It’s often said that franchising allows you to go into business for yourself, but never by yourself. What this means is that when you become a restaurant franchisee, you’ll oversee the hiring, training, and day-to-day operations of one location or juggle multiple locations within the framework of a multi-unit franchising setup.
While this may sound like an extremely entrepreneurial undertaking informed by perhaps hundreds of hours of research and deliberate financing, remember that the franchisor is there to help you along your journey.
When you join a restaurant franchise, you can expect to benefit from name recognition and nationwide advertising initiatives as well as financing, training, and operational assistance. You’re essentially banking on years, or even decades, of widespread name recognition and the fact that customers enjoy the atmosphere, food, and culture of that restaurant franchise.
Taking a look at in the country, it shouldn’t come as a surprise that the most successful franchises overall tend to be food franchises. Food franchises capitalize on a winning formula by which franchisors provide franchisees a detailed roadmap (for example, site selection informed by demographic studies and streamlined staff training) of how to ride the wave of widespread name recognition and time-tested routines.
Franchised restaurants have discovered a winning formula for capitalizing on the built-in demand of big-name restaurants and the fact that people are drawn to the most popular restaurants as they drive along or pace through the mall. The initial investment for a restaurant franchise is often quite manageable because franchisors understand these factors and your future customers.
What’s more, financing for a restaurant franchise is relatively easy to acquire since banks understand the high chances of your success, the local area, and the equipment that your operator is likely to require. This means that startup financing shouldn’t pose as many challenges as other franchising industries, and you may even receive extra financing help from the franchisor.

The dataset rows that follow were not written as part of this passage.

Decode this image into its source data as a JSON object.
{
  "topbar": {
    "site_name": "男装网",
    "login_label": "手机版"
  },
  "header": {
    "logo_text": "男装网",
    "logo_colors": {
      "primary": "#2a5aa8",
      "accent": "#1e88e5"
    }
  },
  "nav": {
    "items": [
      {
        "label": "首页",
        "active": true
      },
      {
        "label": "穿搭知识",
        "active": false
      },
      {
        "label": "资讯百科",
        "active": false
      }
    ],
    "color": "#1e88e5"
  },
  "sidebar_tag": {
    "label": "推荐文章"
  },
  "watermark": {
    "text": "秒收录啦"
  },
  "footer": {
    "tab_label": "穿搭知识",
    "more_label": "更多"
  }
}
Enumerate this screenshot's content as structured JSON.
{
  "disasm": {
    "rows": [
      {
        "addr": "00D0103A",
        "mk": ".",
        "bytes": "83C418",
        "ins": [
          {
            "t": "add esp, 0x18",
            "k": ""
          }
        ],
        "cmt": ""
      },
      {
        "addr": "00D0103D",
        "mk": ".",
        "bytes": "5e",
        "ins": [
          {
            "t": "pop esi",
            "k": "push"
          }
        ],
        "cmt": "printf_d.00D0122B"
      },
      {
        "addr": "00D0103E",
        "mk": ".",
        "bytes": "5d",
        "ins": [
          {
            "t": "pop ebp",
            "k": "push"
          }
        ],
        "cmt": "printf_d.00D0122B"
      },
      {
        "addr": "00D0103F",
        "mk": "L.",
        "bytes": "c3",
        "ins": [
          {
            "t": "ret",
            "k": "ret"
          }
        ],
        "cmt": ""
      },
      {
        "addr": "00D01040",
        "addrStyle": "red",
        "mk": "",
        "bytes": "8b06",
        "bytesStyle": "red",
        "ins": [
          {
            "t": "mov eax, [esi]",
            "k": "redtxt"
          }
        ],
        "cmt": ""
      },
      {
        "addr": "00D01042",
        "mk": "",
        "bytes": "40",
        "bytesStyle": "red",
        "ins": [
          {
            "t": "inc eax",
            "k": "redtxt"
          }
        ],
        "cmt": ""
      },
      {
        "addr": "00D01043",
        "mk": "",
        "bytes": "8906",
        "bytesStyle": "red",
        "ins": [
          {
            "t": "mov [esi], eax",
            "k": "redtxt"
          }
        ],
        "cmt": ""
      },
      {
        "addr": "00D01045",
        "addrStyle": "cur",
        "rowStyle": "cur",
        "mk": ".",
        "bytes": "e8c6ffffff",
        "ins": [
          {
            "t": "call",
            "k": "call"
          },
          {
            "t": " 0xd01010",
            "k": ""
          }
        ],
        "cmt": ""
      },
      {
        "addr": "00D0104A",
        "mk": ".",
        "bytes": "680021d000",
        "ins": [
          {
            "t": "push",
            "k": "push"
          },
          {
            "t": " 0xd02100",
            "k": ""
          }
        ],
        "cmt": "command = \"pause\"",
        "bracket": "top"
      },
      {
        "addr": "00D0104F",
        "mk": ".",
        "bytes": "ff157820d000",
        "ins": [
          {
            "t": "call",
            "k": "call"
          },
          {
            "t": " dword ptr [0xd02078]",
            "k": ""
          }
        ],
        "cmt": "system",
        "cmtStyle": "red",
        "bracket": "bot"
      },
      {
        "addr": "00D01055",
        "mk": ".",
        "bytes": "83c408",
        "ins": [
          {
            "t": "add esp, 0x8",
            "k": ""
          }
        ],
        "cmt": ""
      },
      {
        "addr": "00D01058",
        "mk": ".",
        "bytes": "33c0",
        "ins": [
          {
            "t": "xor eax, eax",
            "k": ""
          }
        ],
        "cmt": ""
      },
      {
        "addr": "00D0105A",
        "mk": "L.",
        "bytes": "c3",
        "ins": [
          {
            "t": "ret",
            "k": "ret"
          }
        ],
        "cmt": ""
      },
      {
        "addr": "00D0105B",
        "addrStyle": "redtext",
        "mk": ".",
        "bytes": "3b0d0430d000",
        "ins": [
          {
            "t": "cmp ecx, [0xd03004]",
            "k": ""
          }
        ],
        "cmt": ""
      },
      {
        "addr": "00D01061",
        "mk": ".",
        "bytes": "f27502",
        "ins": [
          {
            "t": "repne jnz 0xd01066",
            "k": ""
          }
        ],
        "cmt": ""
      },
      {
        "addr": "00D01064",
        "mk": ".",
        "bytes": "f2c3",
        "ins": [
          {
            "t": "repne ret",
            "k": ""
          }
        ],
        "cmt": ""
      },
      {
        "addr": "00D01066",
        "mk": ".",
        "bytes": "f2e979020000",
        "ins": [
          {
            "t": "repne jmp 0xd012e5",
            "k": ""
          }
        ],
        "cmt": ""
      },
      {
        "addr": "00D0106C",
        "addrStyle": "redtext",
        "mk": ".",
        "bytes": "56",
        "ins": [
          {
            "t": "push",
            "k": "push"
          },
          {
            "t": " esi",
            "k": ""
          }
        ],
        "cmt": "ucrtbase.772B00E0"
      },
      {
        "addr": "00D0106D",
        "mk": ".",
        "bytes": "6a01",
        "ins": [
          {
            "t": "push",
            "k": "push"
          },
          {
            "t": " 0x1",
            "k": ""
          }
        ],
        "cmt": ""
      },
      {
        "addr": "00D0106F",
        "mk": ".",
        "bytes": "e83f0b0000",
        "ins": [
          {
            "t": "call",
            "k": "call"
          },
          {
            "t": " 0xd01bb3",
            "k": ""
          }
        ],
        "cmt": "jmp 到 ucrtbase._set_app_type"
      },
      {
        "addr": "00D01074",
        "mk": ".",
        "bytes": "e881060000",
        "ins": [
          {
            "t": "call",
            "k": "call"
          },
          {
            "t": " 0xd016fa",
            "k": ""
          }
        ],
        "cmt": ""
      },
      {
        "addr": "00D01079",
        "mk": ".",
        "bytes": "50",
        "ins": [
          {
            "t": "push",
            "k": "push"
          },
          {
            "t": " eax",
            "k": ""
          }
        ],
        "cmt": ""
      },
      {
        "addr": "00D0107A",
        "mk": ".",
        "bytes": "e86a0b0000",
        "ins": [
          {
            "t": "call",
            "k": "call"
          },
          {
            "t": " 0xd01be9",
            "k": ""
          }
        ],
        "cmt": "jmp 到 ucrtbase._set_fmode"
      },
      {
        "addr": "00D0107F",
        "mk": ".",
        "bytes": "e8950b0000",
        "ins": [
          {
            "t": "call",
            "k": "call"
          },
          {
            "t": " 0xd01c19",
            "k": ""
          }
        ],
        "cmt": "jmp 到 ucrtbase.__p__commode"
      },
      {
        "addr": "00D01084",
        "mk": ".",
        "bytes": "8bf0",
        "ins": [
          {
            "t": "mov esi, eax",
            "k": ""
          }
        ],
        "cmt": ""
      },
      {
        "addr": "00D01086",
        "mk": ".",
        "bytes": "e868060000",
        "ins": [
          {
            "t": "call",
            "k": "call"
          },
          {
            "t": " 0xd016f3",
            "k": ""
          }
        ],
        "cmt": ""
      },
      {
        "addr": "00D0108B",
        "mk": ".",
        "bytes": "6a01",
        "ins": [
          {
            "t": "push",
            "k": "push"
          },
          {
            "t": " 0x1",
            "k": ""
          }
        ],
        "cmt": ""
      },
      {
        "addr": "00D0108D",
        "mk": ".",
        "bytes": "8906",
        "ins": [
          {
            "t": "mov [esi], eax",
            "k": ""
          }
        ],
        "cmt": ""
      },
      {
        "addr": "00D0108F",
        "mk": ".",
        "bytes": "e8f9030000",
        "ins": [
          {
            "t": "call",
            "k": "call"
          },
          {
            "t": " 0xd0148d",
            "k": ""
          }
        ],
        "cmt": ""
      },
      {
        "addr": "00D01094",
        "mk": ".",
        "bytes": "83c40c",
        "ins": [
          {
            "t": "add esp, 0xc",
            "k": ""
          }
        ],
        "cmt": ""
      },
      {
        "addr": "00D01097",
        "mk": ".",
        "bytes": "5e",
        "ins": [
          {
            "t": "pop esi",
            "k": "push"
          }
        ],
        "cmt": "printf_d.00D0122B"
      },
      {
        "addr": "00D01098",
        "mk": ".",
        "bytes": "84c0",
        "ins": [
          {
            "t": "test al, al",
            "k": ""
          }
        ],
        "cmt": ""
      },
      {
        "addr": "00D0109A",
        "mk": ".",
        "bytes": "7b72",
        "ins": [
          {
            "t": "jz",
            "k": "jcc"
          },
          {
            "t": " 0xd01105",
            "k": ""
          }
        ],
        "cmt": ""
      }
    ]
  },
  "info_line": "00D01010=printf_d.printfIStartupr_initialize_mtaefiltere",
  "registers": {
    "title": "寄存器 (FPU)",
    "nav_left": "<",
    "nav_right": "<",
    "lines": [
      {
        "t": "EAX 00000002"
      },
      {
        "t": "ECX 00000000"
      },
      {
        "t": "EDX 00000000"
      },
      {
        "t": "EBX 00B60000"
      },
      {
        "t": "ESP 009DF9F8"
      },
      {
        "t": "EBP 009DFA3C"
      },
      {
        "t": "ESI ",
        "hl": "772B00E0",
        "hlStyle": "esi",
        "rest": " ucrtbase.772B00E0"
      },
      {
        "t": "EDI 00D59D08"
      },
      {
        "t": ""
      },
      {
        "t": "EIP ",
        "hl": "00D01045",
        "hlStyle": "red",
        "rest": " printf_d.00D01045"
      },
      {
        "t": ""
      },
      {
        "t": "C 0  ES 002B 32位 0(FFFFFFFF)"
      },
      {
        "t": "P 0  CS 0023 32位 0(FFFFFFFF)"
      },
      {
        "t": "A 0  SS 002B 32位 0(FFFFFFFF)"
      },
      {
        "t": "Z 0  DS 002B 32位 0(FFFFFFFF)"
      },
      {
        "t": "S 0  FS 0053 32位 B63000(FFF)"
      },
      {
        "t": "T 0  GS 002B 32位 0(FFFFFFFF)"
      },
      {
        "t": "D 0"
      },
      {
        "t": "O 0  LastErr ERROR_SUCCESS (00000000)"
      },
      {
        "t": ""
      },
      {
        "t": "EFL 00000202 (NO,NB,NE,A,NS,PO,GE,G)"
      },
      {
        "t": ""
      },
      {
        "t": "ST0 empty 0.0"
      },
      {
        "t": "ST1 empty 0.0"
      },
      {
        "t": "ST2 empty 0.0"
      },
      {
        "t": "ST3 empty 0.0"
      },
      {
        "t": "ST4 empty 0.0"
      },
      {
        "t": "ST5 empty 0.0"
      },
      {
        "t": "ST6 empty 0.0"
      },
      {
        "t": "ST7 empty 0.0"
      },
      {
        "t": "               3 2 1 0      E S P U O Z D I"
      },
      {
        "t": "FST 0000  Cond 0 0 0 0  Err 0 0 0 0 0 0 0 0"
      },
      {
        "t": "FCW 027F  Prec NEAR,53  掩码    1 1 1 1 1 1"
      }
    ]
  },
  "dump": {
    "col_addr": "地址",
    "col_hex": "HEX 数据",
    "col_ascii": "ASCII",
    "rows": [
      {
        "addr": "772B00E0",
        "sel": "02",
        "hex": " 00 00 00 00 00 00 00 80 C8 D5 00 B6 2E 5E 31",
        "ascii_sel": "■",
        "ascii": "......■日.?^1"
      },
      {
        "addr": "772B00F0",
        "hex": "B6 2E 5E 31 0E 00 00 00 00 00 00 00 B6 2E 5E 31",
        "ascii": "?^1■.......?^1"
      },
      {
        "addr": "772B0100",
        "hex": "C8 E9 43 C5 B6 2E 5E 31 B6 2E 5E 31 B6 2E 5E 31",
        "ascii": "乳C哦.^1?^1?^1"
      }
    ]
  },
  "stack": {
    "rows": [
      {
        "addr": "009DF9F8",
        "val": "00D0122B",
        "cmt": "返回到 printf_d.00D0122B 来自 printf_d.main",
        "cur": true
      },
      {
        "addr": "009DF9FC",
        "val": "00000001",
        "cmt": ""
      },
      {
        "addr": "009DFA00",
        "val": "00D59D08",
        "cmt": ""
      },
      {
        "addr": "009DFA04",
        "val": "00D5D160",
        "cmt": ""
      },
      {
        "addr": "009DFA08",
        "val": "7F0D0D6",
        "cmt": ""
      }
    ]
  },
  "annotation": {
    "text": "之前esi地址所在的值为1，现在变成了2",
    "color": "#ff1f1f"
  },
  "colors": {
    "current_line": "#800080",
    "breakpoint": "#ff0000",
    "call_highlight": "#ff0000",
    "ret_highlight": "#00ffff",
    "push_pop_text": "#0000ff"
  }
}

Did you know that 53% of the 450,000 franchises in the United States operating today are controlled by multi-unit owners? Multi-unit restaurant ownership is even more popular: over three-fourths of restaurant franchisees now oversee multiple food franchises. The Wall Street Journal ran an article a few years ago discussing the fact that restaurant chains actually favor awarding new outlets to franchisees who already own more than one location.
In fact, larger restaurant franchises have started prioritizing the sale of company-owned locations to multi-unit owners who have a track record of weathering economic recessions and finding a way to turn a profit at more than one location. From a franchisor’s point of view, franchisees who are multi-unit are more attractive because of more seamless access to capital and the ability to offset possible underperformance at one location with stellar performance at other chain locations in the area.
Fascinating research out of Cornell University uncovered a few interesting findings about the food franchising industry. Researchers there found that franchisors were more likely to establish multiple food franchises around company-owned locations that shared similar geographic and demographic details.
This is done for the benefit of franchisees since it affords you the opportunity to take advantage of economies of scale, training, ongoing operational support, and local advertising initiatives spearheaded by the company-owned franchise location. On top of that, multi-unit food franchisees usually enjoy easier access to capital and preferential treatment by franchisors!